Willie Spears: Great question. Leadership is ownership and ownership is leadership. In the schools, they have a guaranteed client that does not want the product they’re selling.
That’s very different than what you have. You have a client that realizes they need a new makeover with their furniture. They may not know what they need, they may not know how to order it or what it’s supposed to look like, but they realize they have a need. The client in the schools, they don’t even wanna be there! And so, you have to convince them that later on, way down the line, you’re gonna need this—and the smart ones know that you’re lying…So how do you motivate someone that knows they don’t need your product? So that’s different.
So that culture—and the answer is the same for both, by the way—that culture needs to realize the relationship is going to be the reason we get the results we desire. In the corporate world, what the corporate worker has to realize is if I’m the cashier or if I’m in marketing or if I’m in sales or if I’m in facilities or logistics, if I don’t do my job to the best of my ability, then everyone suffers. Where in a school, the teacher is the CEO of the classroom, and they’re judged about what happens in that classroom. The two things they have in common is both build a relationship, and both is all about numbers. The quantitative data is gonna tell us if you are doing a good job or not.
Measuring Culture
Tim Carroll: Your book “Culture Creators,” in there you talk about this—and I’m a firm believer of this point as well—that which isn’t measured won’t grow. You gotta measure things to grow. So, what would you suggest to people that they should use as tools to measure culture?

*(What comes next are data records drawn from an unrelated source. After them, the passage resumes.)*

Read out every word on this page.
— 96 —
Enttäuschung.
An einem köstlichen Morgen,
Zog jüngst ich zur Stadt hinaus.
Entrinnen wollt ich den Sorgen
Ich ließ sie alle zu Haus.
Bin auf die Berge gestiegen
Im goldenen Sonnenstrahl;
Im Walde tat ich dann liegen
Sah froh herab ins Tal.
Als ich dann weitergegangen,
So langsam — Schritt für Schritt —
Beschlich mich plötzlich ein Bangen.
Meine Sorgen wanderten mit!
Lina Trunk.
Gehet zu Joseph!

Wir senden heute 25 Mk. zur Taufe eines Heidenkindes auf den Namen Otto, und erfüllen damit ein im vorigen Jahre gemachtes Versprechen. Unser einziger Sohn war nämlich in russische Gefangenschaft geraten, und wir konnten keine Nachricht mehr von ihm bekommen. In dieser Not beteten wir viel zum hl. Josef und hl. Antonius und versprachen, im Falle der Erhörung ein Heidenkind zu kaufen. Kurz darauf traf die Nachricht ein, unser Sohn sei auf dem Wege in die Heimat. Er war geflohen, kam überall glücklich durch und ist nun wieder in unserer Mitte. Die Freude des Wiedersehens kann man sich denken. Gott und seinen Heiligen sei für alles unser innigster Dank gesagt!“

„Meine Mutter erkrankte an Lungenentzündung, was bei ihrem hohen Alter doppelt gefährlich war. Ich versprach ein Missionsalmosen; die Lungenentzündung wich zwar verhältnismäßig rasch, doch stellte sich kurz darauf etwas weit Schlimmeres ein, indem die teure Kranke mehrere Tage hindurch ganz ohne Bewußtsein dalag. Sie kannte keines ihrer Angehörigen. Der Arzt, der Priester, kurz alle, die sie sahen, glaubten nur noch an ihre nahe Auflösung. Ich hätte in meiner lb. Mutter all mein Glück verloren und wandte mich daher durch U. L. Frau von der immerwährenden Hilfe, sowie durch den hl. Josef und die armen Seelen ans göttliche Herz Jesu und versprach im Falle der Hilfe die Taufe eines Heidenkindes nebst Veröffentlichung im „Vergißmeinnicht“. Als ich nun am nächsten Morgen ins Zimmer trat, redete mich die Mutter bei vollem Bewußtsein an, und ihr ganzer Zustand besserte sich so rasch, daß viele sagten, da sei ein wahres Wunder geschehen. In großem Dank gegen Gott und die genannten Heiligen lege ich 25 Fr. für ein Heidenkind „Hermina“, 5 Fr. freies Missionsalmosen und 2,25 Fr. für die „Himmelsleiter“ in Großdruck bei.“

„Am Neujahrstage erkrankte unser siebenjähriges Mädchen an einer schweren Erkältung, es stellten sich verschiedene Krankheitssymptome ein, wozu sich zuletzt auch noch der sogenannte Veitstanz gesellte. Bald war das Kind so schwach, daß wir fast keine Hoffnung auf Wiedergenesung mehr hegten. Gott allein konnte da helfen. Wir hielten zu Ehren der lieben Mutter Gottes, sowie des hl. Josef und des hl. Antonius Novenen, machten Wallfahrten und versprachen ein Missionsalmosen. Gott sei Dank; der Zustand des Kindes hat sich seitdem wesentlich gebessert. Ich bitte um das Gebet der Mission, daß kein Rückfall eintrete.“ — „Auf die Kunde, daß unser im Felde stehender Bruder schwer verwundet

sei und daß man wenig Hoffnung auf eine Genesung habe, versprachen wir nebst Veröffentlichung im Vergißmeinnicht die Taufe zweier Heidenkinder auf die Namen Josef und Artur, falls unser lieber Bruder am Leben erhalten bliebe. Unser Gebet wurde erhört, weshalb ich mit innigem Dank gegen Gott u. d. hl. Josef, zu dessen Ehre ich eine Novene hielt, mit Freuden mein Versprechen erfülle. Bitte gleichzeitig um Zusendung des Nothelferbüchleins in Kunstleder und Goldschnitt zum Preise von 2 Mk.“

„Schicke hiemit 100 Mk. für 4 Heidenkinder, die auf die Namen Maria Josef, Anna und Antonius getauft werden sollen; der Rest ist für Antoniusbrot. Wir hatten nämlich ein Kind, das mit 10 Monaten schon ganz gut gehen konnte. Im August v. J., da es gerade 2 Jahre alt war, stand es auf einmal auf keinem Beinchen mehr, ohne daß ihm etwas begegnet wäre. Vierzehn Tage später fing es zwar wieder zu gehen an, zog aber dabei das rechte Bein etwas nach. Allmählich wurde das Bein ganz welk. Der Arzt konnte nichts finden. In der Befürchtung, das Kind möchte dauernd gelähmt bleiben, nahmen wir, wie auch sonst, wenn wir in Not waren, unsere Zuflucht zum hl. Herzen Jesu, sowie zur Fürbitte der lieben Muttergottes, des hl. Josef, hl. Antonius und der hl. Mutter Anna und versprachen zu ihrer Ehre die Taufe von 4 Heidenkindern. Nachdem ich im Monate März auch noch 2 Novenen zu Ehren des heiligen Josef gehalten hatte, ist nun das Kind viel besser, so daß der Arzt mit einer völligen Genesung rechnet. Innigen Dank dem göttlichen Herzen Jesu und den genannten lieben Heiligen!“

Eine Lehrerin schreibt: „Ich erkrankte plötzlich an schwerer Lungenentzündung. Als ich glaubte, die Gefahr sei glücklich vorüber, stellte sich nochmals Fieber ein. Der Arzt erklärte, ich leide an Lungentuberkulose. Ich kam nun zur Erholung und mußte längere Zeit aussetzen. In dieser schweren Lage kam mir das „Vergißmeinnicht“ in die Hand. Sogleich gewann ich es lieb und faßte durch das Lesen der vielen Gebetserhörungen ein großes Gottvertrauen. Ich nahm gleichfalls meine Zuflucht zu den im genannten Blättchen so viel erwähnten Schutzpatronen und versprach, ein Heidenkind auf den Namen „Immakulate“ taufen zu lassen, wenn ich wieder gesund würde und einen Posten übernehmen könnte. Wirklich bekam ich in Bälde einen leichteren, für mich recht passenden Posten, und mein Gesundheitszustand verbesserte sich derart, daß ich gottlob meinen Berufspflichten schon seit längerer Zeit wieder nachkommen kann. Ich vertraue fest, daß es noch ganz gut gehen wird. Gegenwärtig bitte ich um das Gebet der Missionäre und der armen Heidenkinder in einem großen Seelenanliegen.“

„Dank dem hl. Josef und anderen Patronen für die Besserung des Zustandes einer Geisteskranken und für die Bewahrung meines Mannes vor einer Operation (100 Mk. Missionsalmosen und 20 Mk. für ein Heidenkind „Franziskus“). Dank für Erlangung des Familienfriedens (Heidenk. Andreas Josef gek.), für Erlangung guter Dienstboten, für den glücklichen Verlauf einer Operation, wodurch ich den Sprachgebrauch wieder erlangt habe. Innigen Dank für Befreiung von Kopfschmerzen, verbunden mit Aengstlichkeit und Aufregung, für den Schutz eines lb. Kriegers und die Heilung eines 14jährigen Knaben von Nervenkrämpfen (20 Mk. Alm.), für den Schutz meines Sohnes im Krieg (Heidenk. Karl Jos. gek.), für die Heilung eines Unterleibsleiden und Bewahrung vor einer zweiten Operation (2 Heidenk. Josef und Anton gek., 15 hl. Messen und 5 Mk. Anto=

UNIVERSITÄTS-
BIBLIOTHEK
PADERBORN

Willie Spears: What I’ve seen work the most is compare-and-contrast. So, when you compare and contrast, you ask yourself, you know, ‘Give me the top five furniture companies’—and this is the person that works for your furniture company—’Give me the top five furniture companies, in your opinion.’ And then we ask in another meeting, you know, ‘Give me the top five restaurants according to furniture. Give me the top five, the top three hospitals according to furniture.’ So, we ask specific questions to get the qualitative data that we want because everyone compares, whether they want to or not. Every restaurant sells chicken, but when you want a chicken sandwich, you go to a certain restaurant for a reason. So, we always compare and contrast without even realizing it…We compare and contrast expectations with reality. Well, if you’re an organization, you gotta really believe that your reality is we’re gonna be the very best every single day.
So, the problem with measuring culture is it’s not like measuring, you know, football combines. It’s not like that. It’s not quantitative. There’s no number attached. You measure culture qualitative. What that means is you have to look at the entire thing, and I use expectations and evaluations, and like you said, what gets measured gets done. You have to measure it over and over.

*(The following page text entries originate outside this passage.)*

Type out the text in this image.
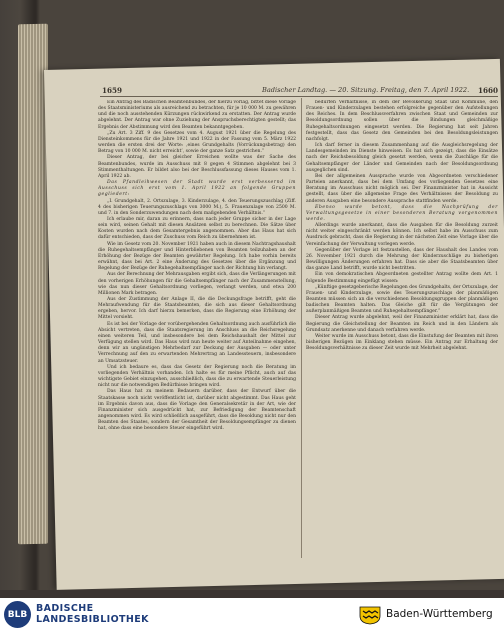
1659	Badischer Landtag. — 20. Sitzung. Freitag, den 7. April 1922. 1660

Ein Antrag des Badischen Beamtenbundes, der hierzu vorlag, bittet diese Vorlage des Staatsministeriums als ausreichend zu betrachten, für je 10 000 M. zu gewähren und die noch ausstehenden Kürzungen rückwirkend zu erstatten. Der Antrag wurde abgelehnt. Der Antrag war ohne Zuziehung der Anspruchsberechtigten gestellt; das Ergebnis der Abstimmung wird den Beamten bekanntgegeben.

„Zu Art. 3 Ziff. 9 des Gesetzes vom 4. August 1921 über die Regelung des Diensteinkommens für die Jahre 1921 und 1922 in der Fassung vom 5. März 1922 werden die ersten drei der Worte: ‚eines Grundgehalts (Vorrückungsbetrag) den Betrag von 10 000 M. nicht erreicht‘, sowie der ganze Satz gestrichen.“

Dieser Antrag, der bei gleicher Erreichen wollte was der Sache des Beamtenbundes, wurde im Ausschuss mit 8 gegen 4 Stimmen abgelehnt bei 3 Stimmenthaltungen. Er bildet also bei der Beschlussfassung dieses Hauses vom 1. April 1922 ab.

Das Pfandleihwesen der Stadt wurde erst verbessernd im Ausschuss sich erst vom 1. April 1922 an folgende Gruppen gegliedert:

„I. Grundgehalt, 2. Ortszulage, 3. Kinderzulage, 4. den Teuerungszuschlag (Ziff. 4 des bisherigen Teuerungszuschlags von 3000 M.), 5. Frauenzulage von 2500 M. und 7. in den Sonderzuwendungen nach dem maßgebenden Verhältnis.“

Ich erlaube mir, daran zu erinnern, dass nach jeder Gruppe sicher in der Lage sein wird, seinen Gehalt mit diesen Ansätzen selbst zu berechnen. Die Sätze über Kosten wurden nach dem Gesamtergebnis angenommen. Aber das Haus hat sich dafür entschieden, dass der Zuschuss vom Reich zu übernehmen ist.

Wie im Gesetz vom 20. November 1921 haben auch in diesem Nachtragshaushalt die Ruhegehaltsempfänger und Hinterbliebenen von Beamten teilzuhaben an der Erhöhung der Bezüge der Beamten gewährter Regelung. Ich habe vorhin bereits erwähnt, dass bei Art. 2 eine Änderung des Gesetzes über die Ergänzung und Regelung der Bezüge der Ruhegehaltsempfänger nach der Richtung hin verlangt.

Aus der Berechnung der Mehrausgaben ergibt sich, dass die Verlängerungen mit den vorherigen Erhöhungen für die Gehaltsempfänger nach der Zusammenstellung, wie das nun dieser Gehaltsordnung vorliegen, verlangt werden, und etwa 200 Millionen Mark betragen.

Aus der Zustimmung der Anlage II, die die Deckungsfrage betrifft, geht die Mehraufwendung für die Staatsbeamten, die sich aus dieser Gehaltsordnung ergeben, hervor. Ich darf hierzu bemerken, dass die Regierung eine Erhöhung der Mittel vorsieht.

Es ist bei der Vorlage der vorübergehenden Gehaltsordnung auch ausführlich die Absicht vertreten, dass die Staatsregierung im Anschluss an die Reichsregelung einen weiteren Teil, und insbesondere bei dem Reichshaushalt der Mittel zur Verfügung stellen wird. Das Haus wird nun heute weiter auf Anteilnahme eingehen, denn wir an ungünstigen Mehrbedarf zur Deckung der Ausgaben — oder unter Verrechnung auf den zu erwartenden Mehrertrag an Landessteuern, insbesondere an Umsatzsteuer.

Und ich bedaure es, dass das Gesetz der Regierung noch die Beratung im vorliegenden Verhältnis vorhanden. Ich halte es für meine Pflicht, auch auf das wichtigste Gebiet einzugehen, ausschließlich, dass die zu erwartende Steuerleistung nicht nur die notwendigen Bedürfnisse bringen wird.

Das Haus hat zu meinem Bedauern darüber, dass der Entwurf über die Staatskasse noch nicht veröffentlicht ist, darüber nicht abgestimmt. Das Haus geht im Ergebnis davon aus, dass die Vorlage den Generalsekretär in der Art, wie der Finanzminister sich ausgedrückt hat, zur Befriedigung der Beamtenschaft angenommen wird. Es wird schließlich ausgeführt, dass die Besoldung nicht nur den Beamten des Staates, sondern der Gesamtheit der Besoldungsempfänger zu dienen hat, ohne dass eine besondere Steuer eingeführt wird.

bedürfen Verhältnisse, in dem der Bevölkerung Staat und Kommune, den Frauen- und Kinderzulagen bestehen erfolgreiche gegenüber den Aufstellungen des Reiches. In dem Beschlussverfahren zwischen Staat und Gemeinden zur Besoldungsordnung sollen über die Bindungen gleichmäßige Ruhegehaltsordnungen eingesetzt werden. Die Regierung hat seit Jahren festgestellt, dass das Gesetz den Gemeinden bei den Besoldungsleistungen nachfolgt.

Ich darf ferner in diesem Zusammenhang auf die Ausgleichsregelung der Landesgemeinden im Dienste hinweisen. Es hat sich gezeigt, dass die Einsätze nach der Reichsbesoldung gleich gesetzt werden, wenn die Zuschläge für die Gehaltsempfänger der Länder und Gemeinden nach der Besoldungsordnung ausgeglichen sind.

Bei der allgemeinen Aussprache wurde von Abgeordneten verschiedener Parteien anerkannt, dass bei dem Umfang des vorliegenden Gesetzes eine Beratung im Ausschuss nicht möglich sei. Der Finanzminister hat in Aussicht gestellt, dass über die allgemeine Frage des Verhältnisses der Besoldung zu anderen Ausgaben eine besondere Aussprache stattfinden werde.

Ebenso wurde betont, dass die Nachprüfung der Verwaltungsgesetze in einer besonderen Beratung vorgenommen werde.

Allerdings wurde anerkannt, dass die Ausgaben für die Besoldung zurzeit nicht weiter eingeschränkt werden können. Ich selbst habe im Ausschuss zum Ausdruck gebracht, dass die Regierung in der nächsten Zeit eine Vorlage über die Vereinfachung der Verwaltung vorlegen werde.

Gegenüber der Vorlage ist festzustellen, dass der Haushalt des Landes vom 26. November 1921 durch die Mehrung der Kinderzuschläge zu bisherigen Bewilligungen Änderungen erfahren hat. Dass sie aber die Staatsbeamten über das ganze Land betrifft, wurde nicht bestritten.

Ein von demokratischen Abgeordneten gestellter Antrag wollte dem Art. 1 folgende Bestimmung eingefügt wissen:

„Künftige gesetzgeberische Regelungen des Grundgehalts, der Ortszulage, der Frauen- und Kinderzulage, sowie des Teuerungszuschlags der planmäßigen Beamten müssen sich an die verschiedenen Besoldungsgruppen der planmäßigen badischen Beamten halten. Das Gleiche gilt für die Vergütungen der außerplanmäßigen Beamten und Ruhegehaltsempfänger.“

Dieser Antrag wurde abgelehnt, weil der Finanzminister erklärt hat, dass die Regierung die Gleichstellung der Beamten im Reich und in den Ländern als Grundsatz anerkenne und danach verfahren werde.

Weiter wurde im Ausschuss betont, dass die Einstufung der Beamten mit ihren bisherigen Bezügen im Einklang stehen müsse. Ein Antrag zur Erhaltung der Besoldungsverhältnisse zu dieser Zeit wurde mit Mehrheit abgelehnt.

BLB
BADISCHE
LANDESBIBLIOTHEK	Baden-Württemberg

How do you measure if your organization is doing well? You have to ask difficult questions and then own it. When they answer, you have to own it. Ten people can’t be wrong. If 10 people in your organization say the same exact thing, they can’t be wrong. So, I ask you about that. What are your expectations, and are they clear? Does everyone in your organization know their expectations? How will they be evaluated on that, and how often? Is that clear? If you don’t have great communication in your organization, you will not be able to measure.
And so, to answer your question, the way that I believe you measure is you have strategic questions to ask your organization on the front end, on the back end, and you do it often, you measure often, and then they’re gonna tell you.